“George Carlin’s American Dreams” Honors Legendary Comedian
I grew up in those halcyon days of the 80s and 90s. As with many of my peers, I was first introduced to the legendary comedian George Carlin when he played time-traveler Rufus in Bill & Ted’s Excellent Adventure. Then he was Mr. Conductor on PBS’s “Shining Time Station.” I don’t think I even knew his name until he starred in his own sitcom called “The George Carlin Show,” which ran for two seasons on Fox starting in 1994. It was about this time that I learned he was also a stand-up comedian but I never heard about his act.
A few years later, I found out that Carlin’s stand-up act was incredibly raunchy. I came into the living room while my father was watching Carlin on HBO. This man, who I knew as the man who helped Bill and Ted pass their history class, was delivering obscenities so filthy that it was one of the most filthy things I had ever heard at that point. It was also extraordinarily hilarious. I had to hold in my laughter for dear life lest I let my dad know I thought that such a nasty thing could be that funny. My father quickly changed the channel to prevent his son from further exposure, but not before letting out a chuckle. I learned something new about my father that night, and that led me on the path to becoming a fan of Carlin’s comic genius. (I became a fan of Dennis Miller by similar means.)
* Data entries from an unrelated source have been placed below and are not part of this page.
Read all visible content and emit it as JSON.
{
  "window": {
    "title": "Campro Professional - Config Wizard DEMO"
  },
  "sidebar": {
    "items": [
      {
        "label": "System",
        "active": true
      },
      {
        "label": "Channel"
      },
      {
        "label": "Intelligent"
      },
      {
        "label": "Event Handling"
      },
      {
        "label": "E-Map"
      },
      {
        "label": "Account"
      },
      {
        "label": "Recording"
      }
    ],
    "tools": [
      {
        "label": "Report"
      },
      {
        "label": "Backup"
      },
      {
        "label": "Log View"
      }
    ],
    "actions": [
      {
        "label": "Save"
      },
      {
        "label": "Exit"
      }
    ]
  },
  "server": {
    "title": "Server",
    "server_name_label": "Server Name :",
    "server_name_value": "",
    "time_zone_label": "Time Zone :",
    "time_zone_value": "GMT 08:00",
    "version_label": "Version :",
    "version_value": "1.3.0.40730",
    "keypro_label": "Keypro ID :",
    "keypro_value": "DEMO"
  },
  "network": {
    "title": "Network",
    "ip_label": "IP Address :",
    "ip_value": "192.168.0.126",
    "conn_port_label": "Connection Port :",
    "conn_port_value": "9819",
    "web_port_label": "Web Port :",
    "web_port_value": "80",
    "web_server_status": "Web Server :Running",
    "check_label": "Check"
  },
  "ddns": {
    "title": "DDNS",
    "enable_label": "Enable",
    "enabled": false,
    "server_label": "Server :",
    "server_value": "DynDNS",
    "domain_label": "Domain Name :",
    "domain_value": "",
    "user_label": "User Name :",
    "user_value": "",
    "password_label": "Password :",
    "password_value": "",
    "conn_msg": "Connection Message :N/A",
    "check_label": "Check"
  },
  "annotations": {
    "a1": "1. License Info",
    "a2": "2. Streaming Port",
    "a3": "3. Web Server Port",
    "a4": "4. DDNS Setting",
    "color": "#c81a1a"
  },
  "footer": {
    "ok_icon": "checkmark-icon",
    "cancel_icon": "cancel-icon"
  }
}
I looked back on that fond memory as filmmaker Kevin Smith shared a similar story in an interview featured in “George Carlin’s American Dream.” Directed by Judd Apatow and Michael Bonfiglio, who previously collaborated on May It Last: A Portrait of the Avett Brothers, this insightful and relevant two-part documentary series is currently streaming on HBO Max, of course. Making tremendous use of archival footage, family photos, and interviews, the series chronicles the personal and professional life of Carlin and his impact on American culture.
Born into a dysfunctional Irish Catholic family in New York City in 1937, he wanted to be a successful entertainer from his youth. As a young man, he joined the Air Force and became a DJ. He met Jack Burns, who became his comedy partner, and the duo found success on radio and on stage. As the Sixties rolled on, Carlin split with Burns and cut himself a wholesome image that was welcome on television but constraining for him as a comic. He reinvented himself, growing out his hair and beard, and embraced the counter-culture.
His “Seven Words You Can Never Saw on Television” bit tested the bounds of what could be broadcasted over the public airwaves led to Carlin’s arrest for obscenity in 1972. He became an outspoken advocate of freedom of speech and individualism. He was a harsh critic of war, drug prohibition, political correctness, and religion. As the years went on, as exhibited in numerous HBO specials, he became increasingly vulgar, dark, and topical. He left behind some of the most biting, merciless, side-splitting commentary of American society when he died in 2008.
The series is also a love story between Carlin and his wife and collaborator, Brenda Carlin. The couple had many highs, but also shared many deep lows. Both became addicts, which would further complicate their struggles. They, however, stood by each other’s side, supported each other, and were able to keep their family intact.
A highlight of the series is the interviews with some of today’s biggest comedy names. Bill Burr, Stephen Colbert, Jerry Seinfeld, and others provide interesting insight into how Carlin elevated stand-up as an artform and directly influenced their careers. It’s not surprising that many of them started out trying to memorize portions of his albums, as I certainly did with “You Are All Diseased.”
Executive produced by his daughter Kelly Carlin, “George Carlin’s American Dreams” is a family affair and is thus far the definitive documentary of the comedy master. Not only is it captivating, but it’s also funny. The uninitiated will laugh upon hearing Carlin’s material and the die-hard fans will learn something new. “George Carlin’s American Dreams” has something for everybody, except maybe the easily offended.